Lewin claims that the “researchers looked at the average of the test
scores of all students, the performance of the most gifted children and
the ability to solve complex math problems. They found, in every
category, that girls did as well as boys.” This statement is simply
wrong. Among white 11th-graders, there were twice as many boys as girls
above the 99th percentile—that is, at the very top of the curve.
(Asians, however, showed a very slight skew toward females above the
99th percentile, while there were too few Hispanics and blacks scoring
above even the 95th percentile to compute their gender ratios.)
The Science researchers themselves try to downplay the
significance of the two-to-one ratio for whites—the vast majority of
students—on the grounds that it should produce a 67 percent to 33
percent disparity in male-to-female representation in math-dependent
fields.
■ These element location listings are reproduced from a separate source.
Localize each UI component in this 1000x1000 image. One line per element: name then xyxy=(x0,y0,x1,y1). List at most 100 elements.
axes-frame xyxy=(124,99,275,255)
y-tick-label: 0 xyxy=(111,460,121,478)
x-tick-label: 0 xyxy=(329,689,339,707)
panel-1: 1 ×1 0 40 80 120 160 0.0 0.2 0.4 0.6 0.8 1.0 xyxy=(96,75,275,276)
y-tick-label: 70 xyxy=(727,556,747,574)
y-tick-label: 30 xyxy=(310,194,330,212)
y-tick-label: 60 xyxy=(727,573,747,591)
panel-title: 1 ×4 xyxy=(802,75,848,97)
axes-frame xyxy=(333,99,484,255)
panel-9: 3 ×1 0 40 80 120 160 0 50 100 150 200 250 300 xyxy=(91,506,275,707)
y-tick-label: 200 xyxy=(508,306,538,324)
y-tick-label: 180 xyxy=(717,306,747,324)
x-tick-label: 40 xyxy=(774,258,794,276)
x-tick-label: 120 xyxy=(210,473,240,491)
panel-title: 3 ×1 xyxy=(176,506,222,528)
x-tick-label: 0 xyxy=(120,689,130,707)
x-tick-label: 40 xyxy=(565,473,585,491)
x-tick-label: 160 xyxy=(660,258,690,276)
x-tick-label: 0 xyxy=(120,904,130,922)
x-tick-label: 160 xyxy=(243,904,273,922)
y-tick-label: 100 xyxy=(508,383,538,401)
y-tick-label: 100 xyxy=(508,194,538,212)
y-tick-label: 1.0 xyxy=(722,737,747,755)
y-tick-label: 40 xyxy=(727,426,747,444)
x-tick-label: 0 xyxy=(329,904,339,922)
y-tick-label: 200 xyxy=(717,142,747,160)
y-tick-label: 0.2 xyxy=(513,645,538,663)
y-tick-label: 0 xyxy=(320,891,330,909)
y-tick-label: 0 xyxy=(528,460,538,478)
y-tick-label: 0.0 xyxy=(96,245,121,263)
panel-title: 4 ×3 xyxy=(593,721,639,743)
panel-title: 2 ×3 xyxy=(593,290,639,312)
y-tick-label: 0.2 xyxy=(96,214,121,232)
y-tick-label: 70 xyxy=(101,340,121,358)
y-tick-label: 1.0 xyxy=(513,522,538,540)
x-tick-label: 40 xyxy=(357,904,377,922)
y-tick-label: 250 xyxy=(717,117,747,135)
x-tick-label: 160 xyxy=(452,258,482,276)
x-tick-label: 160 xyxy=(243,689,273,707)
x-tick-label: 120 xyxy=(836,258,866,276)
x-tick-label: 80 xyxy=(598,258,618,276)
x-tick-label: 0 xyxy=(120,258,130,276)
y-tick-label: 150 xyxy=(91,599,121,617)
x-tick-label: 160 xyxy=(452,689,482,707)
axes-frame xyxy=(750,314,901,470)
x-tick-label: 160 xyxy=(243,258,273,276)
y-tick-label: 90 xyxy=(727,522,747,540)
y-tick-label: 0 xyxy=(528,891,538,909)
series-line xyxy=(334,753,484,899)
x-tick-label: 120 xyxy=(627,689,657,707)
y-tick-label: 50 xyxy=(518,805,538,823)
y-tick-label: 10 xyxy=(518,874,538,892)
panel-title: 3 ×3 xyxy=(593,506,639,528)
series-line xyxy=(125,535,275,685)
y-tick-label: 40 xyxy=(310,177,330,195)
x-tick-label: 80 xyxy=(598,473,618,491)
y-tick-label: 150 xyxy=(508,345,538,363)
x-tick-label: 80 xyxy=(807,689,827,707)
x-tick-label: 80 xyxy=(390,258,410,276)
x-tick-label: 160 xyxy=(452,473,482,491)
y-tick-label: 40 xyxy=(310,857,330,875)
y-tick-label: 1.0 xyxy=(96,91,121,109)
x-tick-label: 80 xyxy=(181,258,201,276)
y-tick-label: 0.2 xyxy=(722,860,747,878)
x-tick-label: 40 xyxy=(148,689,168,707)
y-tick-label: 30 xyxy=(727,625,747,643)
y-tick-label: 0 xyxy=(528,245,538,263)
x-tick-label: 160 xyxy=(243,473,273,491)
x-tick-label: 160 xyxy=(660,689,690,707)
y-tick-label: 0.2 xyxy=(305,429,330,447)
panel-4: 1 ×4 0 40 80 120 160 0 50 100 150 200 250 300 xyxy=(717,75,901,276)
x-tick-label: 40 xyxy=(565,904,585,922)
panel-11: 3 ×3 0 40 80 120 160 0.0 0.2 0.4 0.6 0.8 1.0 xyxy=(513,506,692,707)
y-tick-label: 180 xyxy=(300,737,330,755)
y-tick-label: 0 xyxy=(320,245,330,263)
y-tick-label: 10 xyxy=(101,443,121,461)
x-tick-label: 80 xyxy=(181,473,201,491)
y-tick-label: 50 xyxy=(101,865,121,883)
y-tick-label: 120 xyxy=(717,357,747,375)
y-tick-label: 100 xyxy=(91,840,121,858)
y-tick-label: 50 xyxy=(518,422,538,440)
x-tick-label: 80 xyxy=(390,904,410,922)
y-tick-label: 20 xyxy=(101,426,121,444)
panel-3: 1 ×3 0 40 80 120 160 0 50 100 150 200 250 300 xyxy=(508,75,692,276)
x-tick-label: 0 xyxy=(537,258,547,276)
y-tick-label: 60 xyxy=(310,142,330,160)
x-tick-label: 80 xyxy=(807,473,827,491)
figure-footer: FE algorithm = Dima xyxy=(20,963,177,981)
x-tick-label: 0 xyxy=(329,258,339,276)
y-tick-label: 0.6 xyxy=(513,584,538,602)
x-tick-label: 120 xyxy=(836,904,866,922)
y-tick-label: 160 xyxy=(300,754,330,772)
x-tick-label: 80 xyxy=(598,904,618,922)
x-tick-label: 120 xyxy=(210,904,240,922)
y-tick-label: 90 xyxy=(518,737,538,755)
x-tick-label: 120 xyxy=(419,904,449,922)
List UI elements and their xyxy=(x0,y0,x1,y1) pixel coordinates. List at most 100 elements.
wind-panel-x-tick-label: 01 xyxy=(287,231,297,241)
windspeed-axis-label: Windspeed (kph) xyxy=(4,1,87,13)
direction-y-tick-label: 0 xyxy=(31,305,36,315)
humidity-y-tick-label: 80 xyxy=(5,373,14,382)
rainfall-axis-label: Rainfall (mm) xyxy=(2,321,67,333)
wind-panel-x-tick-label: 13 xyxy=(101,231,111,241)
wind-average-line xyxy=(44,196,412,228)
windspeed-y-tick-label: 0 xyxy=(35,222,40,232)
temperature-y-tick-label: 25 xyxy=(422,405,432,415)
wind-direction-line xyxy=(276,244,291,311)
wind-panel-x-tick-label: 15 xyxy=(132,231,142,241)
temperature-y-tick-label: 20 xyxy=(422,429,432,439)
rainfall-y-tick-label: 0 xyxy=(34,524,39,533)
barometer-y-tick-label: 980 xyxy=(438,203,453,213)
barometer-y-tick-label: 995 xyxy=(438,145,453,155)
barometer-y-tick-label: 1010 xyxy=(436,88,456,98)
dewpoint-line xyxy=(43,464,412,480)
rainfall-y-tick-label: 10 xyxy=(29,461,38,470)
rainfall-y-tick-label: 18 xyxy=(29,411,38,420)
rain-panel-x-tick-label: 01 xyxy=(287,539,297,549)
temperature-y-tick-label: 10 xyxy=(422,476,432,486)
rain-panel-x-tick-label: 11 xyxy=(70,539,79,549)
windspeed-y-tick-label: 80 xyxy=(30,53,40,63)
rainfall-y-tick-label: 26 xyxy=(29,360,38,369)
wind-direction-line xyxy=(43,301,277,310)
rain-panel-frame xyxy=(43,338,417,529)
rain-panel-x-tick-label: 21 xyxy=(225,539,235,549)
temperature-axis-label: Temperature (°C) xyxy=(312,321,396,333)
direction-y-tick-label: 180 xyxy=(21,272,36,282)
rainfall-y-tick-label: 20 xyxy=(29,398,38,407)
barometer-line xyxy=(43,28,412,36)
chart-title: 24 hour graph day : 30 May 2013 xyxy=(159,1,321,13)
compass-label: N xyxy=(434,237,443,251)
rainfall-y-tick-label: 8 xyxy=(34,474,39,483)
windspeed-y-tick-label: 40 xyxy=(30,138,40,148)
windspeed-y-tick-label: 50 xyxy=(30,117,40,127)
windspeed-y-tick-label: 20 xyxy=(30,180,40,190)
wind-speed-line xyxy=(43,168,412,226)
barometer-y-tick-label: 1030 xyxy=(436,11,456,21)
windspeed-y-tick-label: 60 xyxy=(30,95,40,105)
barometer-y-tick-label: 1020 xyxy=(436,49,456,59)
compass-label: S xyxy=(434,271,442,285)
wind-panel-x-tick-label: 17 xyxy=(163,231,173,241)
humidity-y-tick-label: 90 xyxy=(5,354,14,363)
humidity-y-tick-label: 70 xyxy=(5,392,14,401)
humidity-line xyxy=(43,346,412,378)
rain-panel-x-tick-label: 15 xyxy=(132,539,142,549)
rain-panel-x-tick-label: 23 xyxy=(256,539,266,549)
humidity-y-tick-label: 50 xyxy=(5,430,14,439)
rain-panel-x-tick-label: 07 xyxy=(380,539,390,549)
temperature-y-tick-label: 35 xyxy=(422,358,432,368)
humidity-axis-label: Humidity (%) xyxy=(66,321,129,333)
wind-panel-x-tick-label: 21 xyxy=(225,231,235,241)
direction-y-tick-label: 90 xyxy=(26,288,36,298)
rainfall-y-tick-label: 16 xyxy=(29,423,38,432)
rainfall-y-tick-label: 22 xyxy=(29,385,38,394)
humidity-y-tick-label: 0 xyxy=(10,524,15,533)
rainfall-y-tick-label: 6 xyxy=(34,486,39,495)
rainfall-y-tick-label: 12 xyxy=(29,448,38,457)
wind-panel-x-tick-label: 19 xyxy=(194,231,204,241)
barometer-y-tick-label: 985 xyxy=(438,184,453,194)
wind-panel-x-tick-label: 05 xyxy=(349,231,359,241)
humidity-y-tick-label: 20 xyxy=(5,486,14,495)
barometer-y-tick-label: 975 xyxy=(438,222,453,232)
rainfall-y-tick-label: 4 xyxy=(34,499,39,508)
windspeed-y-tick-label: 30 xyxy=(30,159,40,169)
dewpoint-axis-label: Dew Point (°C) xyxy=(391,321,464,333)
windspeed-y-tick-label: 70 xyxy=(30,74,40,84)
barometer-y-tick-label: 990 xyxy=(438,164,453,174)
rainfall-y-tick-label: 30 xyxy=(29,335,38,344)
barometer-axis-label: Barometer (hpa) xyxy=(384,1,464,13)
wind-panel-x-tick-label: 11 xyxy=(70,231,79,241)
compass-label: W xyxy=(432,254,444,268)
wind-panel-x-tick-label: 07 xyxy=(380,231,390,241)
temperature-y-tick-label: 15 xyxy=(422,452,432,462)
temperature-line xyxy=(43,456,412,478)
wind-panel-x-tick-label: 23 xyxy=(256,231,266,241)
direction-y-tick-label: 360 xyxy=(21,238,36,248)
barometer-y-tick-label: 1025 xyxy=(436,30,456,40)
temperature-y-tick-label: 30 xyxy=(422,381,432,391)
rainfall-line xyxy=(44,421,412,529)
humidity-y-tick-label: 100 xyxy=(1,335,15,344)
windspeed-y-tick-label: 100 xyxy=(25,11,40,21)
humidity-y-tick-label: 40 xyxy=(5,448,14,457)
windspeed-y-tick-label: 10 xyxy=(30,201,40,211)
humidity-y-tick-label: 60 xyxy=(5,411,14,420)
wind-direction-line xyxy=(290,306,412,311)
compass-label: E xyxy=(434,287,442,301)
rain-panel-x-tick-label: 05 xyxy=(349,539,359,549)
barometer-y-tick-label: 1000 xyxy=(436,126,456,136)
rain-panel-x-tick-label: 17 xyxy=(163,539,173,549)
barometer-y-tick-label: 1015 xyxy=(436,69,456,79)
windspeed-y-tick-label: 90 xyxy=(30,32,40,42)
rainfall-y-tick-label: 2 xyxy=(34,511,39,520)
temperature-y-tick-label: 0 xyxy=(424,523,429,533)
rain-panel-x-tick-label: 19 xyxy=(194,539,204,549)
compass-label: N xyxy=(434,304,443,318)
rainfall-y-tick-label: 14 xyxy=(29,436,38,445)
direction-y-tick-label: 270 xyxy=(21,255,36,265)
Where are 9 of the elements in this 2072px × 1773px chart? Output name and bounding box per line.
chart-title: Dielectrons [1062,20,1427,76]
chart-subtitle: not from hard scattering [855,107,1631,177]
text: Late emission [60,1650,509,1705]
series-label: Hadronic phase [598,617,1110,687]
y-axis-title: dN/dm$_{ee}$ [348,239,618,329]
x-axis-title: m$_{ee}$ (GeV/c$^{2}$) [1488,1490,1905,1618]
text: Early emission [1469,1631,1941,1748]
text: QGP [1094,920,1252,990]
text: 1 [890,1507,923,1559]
Yet Ph.D. programs for engineering, they say, contain only
about 15 percent women. Therefore, the authors conclude, “gender
differences in math performance, even among high scorers, are
insufficient to explain lopsided gender patterns in participation in
some [science and math] fields.”
This reasoning is flawed, however, because the tests used in their
study are pathetically easy compared with what would be required of
engineering or other rigorous math-based Ph.D.s. The researchers got
their data from math tests devised by individual states to fulfill
their annual testing obligations under the federal No Child Left Behind
act. NCLB has produced a mad rush to the bottom, as many states crafted
easier and easier reading and math tests to show their federal
overseers how well their schools are doing. The Science
researchers analyzed the difficulty of those tests and found that
virtually none required remotely complicated problem-solving abilities.
That a gender difference at the highest percentiles shows up on tests
pitched to such an elementary level of knowledge and skill suggests
that on truly challenging tests, the gender difference at the top end
of the distribution will be even greater. Indeed, between five and ten
times as many boys as girls have been found to receive near-perfect
scores on the math SATs among mathematically gifted adolescents, for
example. Far from raising the presumption of gender bias among schools
and colleges, the Science study strengthens a competing
hypothesis: that the main drivers of success in scientific fields are
aptitude and knowledge, in conjunction with personal choices about
career and family that feminists refuse to acknowledge.
The same reality-denying feminists are itching to subject college
science and math departments to gender quotas. They have already
persuaded Congress to require university scientists to perform Title IX
compliance reviews—a nightmare of bean-counting paperwork—covering
everything from faculty composition to lab space. Misleading reporting
like Lewin’s will only strengthen the movement to select cancer
researchers and atomic engineers on the basis of their sex, not their
abilities.
The Wall Street Journal, it should be noted, had no difficulty grasping the two main findings of the Science
study: that “girls and boys have roughly the same average scores on
state math tests,” as Keith J. Winstein reported on July 25, but that
“boys more often excelled or failed.” That the New York Times, in an article over twice as long as the Journal’s,
couldn’t manage to squeeze in a reference to the fact that boys
outperformed girls at the top end of the curve should put its readers
on notice: trust nothing you read here.